По пенсионному делу надо было ехать в военкомат, в районный центр. Отец разрешил взять Орлика, и Аверьян Петрович поутру лихо подкатил к крыльцу, заботливо усадил меня в санки, с отеческой заботливостью укутал в тулуп.
До города было пятнадцать верст, мы покатили. Орлик, как всегда, шел напористо, комья снега летели из-под копыт, били в передок саней. Вид засугробленных полян среди заснеженных лесов, располагал к молчаливому созерцанию. Но Аверьян Петрович не был в спокойствии, держа в руках натянутые вожжи, то и дело привставал, покрикивал, побуждал Орлика к ровному стремительному бегу. На полдороге придержал коня, пустил шагом. Готовясь к разговору, прокашлялся. Сказал:
— Хочу спросить тебя, Володимер (так звал он меня, сильно округляя и нажимая на «о»), спросить, хочу, как располагаешь жить?

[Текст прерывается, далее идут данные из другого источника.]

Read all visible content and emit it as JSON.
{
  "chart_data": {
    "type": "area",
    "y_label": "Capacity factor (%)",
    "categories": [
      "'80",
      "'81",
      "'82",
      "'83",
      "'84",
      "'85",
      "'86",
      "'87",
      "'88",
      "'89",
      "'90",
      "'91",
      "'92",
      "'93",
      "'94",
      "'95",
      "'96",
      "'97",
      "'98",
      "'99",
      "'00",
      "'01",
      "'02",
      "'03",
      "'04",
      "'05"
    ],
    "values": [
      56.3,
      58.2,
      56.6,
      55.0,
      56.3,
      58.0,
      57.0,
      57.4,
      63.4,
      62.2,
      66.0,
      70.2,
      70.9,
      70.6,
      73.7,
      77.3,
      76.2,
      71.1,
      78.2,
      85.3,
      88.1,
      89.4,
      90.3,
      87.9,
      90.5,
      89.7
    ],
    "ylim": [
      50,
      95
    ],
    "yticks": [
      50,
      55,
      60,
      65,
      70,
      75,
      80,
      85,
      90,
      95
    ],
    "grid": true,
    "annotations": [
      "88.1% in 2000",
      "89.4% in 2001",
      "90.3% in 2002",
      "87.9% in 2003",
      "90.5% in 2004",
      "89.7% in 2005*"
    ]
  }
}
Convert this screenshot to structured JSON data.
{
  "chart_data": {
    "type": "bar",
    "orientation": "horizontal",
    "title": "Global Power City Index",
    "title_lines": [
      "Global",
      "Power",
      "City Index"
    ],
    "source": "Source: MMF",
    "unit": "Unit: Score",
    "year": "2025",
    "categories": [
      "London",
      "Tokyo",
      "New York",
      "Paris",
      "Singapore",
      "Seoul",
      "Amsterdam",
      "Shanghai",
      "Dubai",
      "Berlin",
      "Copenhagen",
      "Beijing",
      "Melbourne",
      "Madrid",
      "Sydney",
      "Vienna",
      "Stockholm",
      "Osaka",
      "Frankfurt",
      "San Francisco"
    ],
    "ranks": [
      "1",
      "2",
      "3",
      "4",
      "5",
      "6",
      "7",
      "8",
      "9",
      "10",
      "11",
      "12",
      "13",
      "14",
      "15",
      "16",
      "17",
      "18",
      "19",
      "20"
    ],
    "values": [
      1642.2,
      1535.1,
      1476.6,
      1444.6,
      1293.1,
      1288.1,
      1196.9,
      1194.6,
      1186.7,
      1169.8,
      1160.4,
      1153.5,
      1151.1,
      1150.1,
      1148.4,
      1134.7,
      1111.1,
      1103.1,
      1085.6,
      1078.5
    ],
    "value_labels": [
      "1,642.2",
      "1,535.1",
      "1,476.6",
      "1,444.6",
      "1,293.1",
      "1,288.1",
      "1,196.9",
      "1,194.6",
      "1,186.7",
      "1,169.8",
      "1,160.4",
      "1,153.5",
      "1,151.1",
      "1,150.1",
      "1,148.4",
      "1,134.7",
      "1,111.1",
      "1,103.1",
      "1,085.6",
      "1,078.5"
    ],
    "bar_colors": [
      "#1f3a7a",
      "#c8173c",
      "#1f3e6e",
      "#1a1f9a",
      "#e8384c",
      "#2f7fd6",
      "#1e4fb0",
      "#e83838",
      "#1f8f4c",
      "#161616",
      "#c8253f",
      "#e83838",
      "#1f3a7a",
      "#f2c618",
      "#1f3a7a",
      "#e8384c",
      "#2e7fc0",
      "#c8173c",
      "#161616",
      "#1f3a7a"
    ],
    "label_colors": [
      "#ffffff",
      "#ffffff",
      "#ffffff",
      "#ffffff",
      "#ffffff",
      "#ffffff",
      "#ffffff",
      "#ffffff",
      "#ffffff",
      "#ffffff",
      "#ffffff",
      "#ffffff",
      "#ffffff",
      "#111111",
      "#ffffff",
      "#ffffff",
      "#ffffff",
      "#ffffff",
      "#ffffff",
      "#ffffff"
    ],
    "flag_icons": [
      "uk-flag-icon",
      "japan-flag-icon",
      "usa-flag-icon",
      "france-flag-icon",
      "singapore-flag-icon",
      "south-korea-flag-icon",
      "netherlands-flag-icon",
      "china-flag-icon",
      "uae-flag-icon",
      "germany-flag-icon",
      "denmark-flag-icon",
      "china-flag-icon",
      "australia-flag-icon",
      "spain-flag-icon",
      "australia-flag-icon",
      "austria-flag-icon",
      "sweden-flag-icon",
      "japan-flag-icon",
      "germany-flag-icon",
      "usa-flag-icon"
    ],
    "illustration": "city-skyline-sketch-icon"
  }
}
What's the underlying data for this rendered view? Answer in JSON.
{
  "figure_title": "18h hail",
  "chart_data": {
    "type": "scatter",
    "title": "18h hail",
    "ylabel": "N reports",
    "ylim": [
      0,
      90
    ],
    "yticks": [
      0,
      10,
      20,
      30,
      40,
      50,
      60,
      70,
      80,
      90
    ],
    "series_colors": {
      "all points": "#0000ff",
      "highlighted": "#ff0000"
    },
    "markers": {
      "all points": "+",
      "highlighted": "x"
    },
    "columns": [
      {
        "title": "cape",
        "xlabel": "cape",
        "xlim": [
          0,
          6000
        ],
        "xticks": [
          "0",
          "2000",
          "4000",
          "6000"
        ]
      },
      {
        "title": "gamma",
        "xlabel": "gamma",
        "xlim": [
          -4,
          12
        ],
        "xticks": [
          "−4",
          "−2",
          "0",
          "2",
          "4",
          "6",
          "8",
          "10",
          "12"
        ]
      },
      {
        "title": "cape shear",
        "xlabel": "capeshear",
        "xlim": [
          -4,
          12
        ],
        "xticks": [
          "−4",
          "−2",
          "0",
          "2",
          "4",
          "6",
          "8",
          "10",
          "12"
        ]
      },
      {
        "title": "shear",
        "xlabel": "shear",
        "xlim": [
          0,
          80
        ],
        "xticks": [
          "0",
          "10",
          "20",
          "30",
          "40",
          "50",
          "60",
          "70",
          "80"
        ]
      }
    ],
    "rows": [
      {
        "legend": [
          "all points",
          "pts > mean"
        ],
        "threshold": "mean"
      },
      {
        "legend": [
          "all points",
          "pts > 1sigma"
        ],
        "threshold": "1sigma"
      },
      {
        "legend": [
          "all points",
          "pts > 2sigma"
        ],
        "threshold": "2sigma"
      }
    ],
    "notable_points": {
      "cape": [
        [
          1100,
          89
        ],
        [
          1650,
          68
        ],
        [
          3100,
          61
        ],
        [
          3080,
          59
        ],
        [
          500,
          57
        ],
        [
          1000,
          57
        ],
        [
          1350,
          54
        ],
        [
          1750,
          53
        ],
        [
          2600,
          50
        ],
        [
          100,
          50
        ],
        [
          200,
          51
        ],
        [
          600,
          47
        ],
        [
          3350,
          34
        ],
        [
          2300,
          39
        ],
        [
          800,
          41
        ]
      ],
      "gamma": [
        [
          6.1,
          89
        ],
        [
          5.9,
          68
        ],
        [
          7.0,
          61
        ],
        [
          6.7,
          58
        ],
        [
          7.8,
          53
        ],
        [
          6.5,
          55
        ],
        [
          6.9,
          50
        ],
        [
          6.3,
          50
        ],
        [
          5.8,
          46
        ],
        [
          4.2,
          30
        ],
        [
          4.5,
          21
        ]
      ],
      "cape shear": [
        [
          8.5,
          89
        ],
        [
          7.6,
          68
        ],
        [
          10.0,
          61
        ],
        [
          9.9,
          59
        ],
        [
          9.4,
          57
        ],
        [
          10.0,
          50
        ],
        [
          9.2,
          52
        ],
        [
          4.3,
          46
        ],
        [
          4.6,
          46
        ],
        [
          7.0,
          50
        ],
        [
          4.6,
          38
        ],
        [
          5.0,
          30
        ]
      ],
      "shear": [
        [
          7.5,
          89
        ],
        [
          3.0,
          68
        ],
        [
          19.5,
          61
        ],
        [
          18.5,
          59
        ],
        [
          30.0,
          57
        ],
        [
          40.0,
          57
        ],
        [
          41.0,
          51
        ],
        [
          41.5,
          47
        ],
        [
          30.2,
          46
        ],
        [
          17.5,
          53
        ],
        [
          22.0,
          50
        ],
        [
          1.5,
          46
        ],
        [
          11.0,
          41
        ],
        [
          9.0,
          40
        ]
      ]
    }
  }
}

В откровении дорожной беседы, я ответил:
— Пока жизнь мной располагает, Аверьян Петрович. Кто знает, в какую сторону повернет. Еще доучиться надо.
— Ученье — это хорошо, — одобрил Аверьян Петрович, помолчал, в неспокойствии перебирая вожжи. Опять вернулся к интересующему его вопросу:
— Учеба учебой. Дело понятное, умственное. А в личном вопросе? Тебе, как понимаю, надо по-семейному устраиваться. Чтоб и с этой стороны, как говорится, жизнь подпереть. Небось, мыслишка-то беспокоит?
— Дума-то есть. Да невесты уж больно расчетливы. Кому охота такую обузу на себя брать, — сказал я, явно напрашиваясь на сочувствие.
Аверьян Петрович несогласно покачал головой, тут же в горячности заговорил, покручивая концом вожжей:
— Не к лицу прибедняться, Володимер. Парень ты крепкий, видный. А что костылем подпираешься, в том ли беда? Вот оженишься, детишек нарожаете. В рост пойдут, заботы, хозяйство на себя примут. Тут, Володимер, ежели так на себя смотреть, мимо судьбы прокатишь!..
Чувствовал я, близок, близок был Аверьян Петрович к тому, чтобы досказать что-то его беспокоящее. Но удержал он себя. Привстал, тряхнул вожжами, прикрикнул:
— А ну, Орлик! Пшшол!..
В молчании мы снова понеслись по дороге.
Любушка в другой раз навестила меня, возвратила книгу.
— Ну, как тебе Пришвин? — полюбопытствовал я.
— Собачку жалко! — оказала она. — Когда Анчара убили, я аж дышать перестала. И заплакала… А тот самый, который стрелял, он что — придурком прикинулся? Стрельнул — и не признается!..
Приятно было убедиться, что Любушка бесхитростна и выполняет обещанное. Смотрел на неё, наверное, с очень уж откровенным любованием, она даже смутилась, спросила испуганно:
— Я не так говорю?!
— Так, так, Любушка. Ты просто прелесть! — воскликнул я с прорвавшимся восхищением. Любушка вспыхнула.
— Скажете тоже, — проговорила она стеснительно и отвернулась. Я дотянулся до её руки, сжал жесткую, огрубевшую в крестьянских работах ладошку, повторив с чувством:
— Ты славная, ты очень хорошая девушка. Только не могу понять, почему вы бросили свой дом, деревню, сюда перебрались? Тебе, наверное, учиться ещё надо?..
Мучительное смятение мыслей отразилось на лице Любушки. Меня даже оторопь взяла. Но Любушка уже справилась с собой. Брови сдвинулись, нахмурились, она опустила голову, смотрела на свою руку, которую я продолжал держать в своих руках. Заговорила с придыханием, как на бегу.
— Папаню-то на войну взяли. Грудь у него вся больная, думали, лихо мимо пройдет. А оно большим худом обернулось — маманя не в срок померла. Папаня изжить себя хотел. А я-то при нем! На меня глядючи живой остался. Своей жизнью меня поднял. Я-то вот подросла. А в деревнях повсюду глухо. Одни вдовы да девки. Судьбу-то как устроить! Вот батя и говорит: «Давай, доча, в село, хоть на время переберемся». Туточки вот и оказались… — Ладонь ее выскользнула из моих рук. Она вздохнула, развела руками, будто сказав: «Такие вот мы, не пристроенные…».
Смотрел я на Любушку, и билась в голове одна только мысль: «Какой же я слепец… Какой слепец!..».